Mais ce « chemin de Katmandou » pour trouver « sa » raison de vivre, il est bien mal balisé, et beaucoup en sont revenus plus « perdus » que « trouvés », égarés, coupés de leurs racines et errants tels des zombies. C’est un peu ce que craint Jean-Charles, à force de séparations et de retrouvailles que lui impose Mayra.

Alors, suivez-les, et laissez-vous emporter dans leurs délires respectifs, celui ésotérique et philosophique de Mayra, et celui plus matériel et prosaïque de Jean-Charles… Peut-être trouverez-vous dans leurs pérégrinations quelques similitudes avec des situations que vous avez connues…

Dans cet ouvrage, Alfred de Loyarac nous dépeint les paradoxes d’une décennie qui a vu beaucoup de dérives et de laxismes s’installer dans nos sociétés occidentales opulentes, errements qui ont parfois occasionné des drames professionnels et familiaux sous le prétexte de recherche d’identité personnelle.

Le texte est attrayant, d’un style au vocabulaire simple et descriptif, facilitant la lecture des péripéties amoureuses, et reste cependant très philosophique.

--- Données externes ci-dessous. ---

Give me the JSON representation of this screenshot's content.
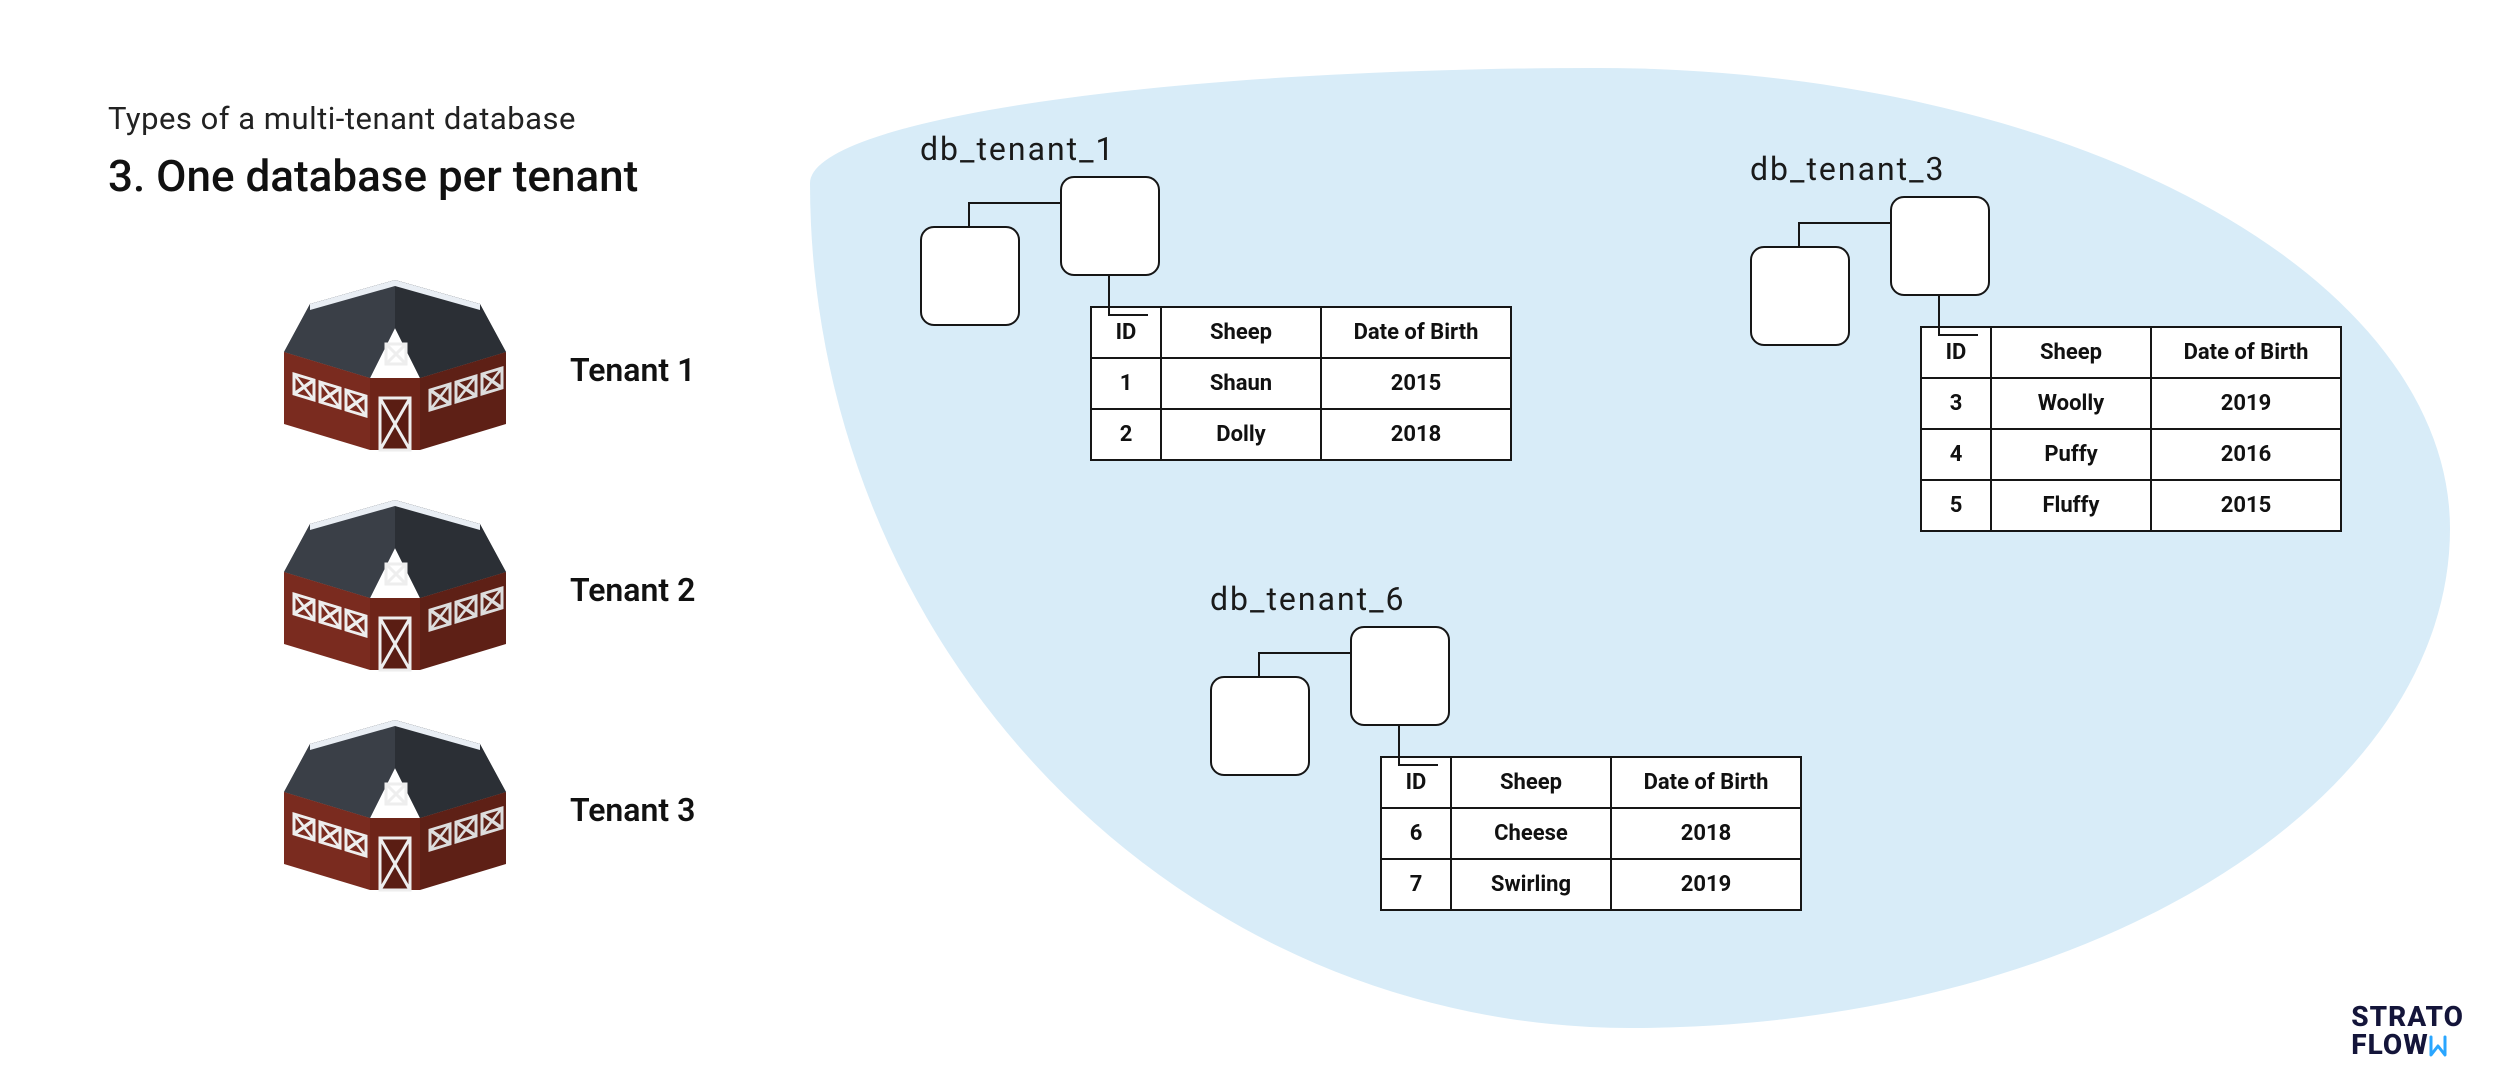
{
  "overtitle": "Types of a multi-tenant database",
  "title": "3. One database per tenant",
  "tenants": [
    {
      "label": "Tenant 1"
    },
    {
      "label": "Tenant 2"
    },
    {
      "label": "Tenant 3"
    }
  ],
  "table_headers": {
    "id": "ID",
    "sheep": "Sheep",
    "dob": "Date of Birth"
  },
  "databases": [
    {
      "name": "db_tenant_1",
      "rows": [
        {
          "id": "1",
          "sheep": "Shaun",
          "dob": "2015"
        },
        {
          "id": "2",
          "sheep": "Dolly",
          "dob": "2018"
        }
      ]
    },
    {
      "name": "db_tenant_3",
      "rows": [
        {
          "id": "3",
          "sheep": "Woolly",
          "dob": "2019"
        },
        {
          "id": "4",
          "sheep": "Puffy",
          "dob": "2016"
        },
        {
          "id": "5",
          "sheep": "Fluffy",
          "dob": "2015"
        }
      ]
    },
    {
      "name": "db_tenant_6",
      "rows": [
        {
          "id": "6",
          "sheep": "Cheese",
          "dob": "2018"
        },
        {
          "id": "7",
          "sheep": "Swirling",
          "dob": "2019"
        }
      ]
    }
  ],
  "brand": {
    "line1": "STRATO",
    "line2": "FLOW"
  }
}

Je qualifierais volontiers ce roman de picaresque, ne pouvant m’empêcher d’imaginer Jean-Charles comme un Don Quichotte contemporain, à la poursuite de ses chimères, un peu comme Jacques Brel dans « l’homme de la Mancha » dans sa quête, par-delà sa désespérance et au risque de se damner pour l’or d’un mot d’amour… pour atteindre, à s’en écarteler… l’inaccessible étoile…

Georges Varillon

8 mars 2023

Tantrisme : il ne s’agit pas ici de cette branche de l’Hindouisme que l’on peut tenter de définir comme une démarche ésotérique sous les directives d’un gourou dépositaire d’une longue lignée de maîtres : les adeptes y suivent une préparation de plusieurs années (rituels à forte symbolique sexuelle, ascèse, vénération de la déesse Shatki – l’énergie créatrice féminine –) avant de visualiser puis réaliser un acte sexuel destiné à atteindre les sommets de la spiritualité où l’ego est dissous et libéré de l’illusion du monde. Le tantrisme, selon Bhagwan Shree Rajneesh, qu’il appelait « néo-tantrisme », a repris la terminologie hindoue, en en inversant les fondements « pour le rendre acceptable par les Occidentaux » ; c’est une démarche hédoniste prenant la sexualité libérée comme point de départ de la connaissance de soi et d’une éventuelle quête spirituelle. Dans le contexte de libération des mœurs en Occident des années 70, le « yoga tantrique » est devenu un produit d’appel par sa forte connotation sexuelle.

Chapitre I

1979

Comment aurais-je pu éteindre complètement le feu d’un penchant irrésistible qui avait attaché mon corps à son corps onze années durant dès la première relation sexuelle, véritable addiction en devenir, nécessaire à l’exaltation des sens, vécue de surcroît dans le mirage d’une spiritualité au mysticisme inédit ? Oh, j’avais donc été amoureux à ce point, amoureux fou ou damné, de cette femme elle-même envoûtée par son attachement à un gourou indien, m’enveloppant à mon tour du magnétisme de son enseignement.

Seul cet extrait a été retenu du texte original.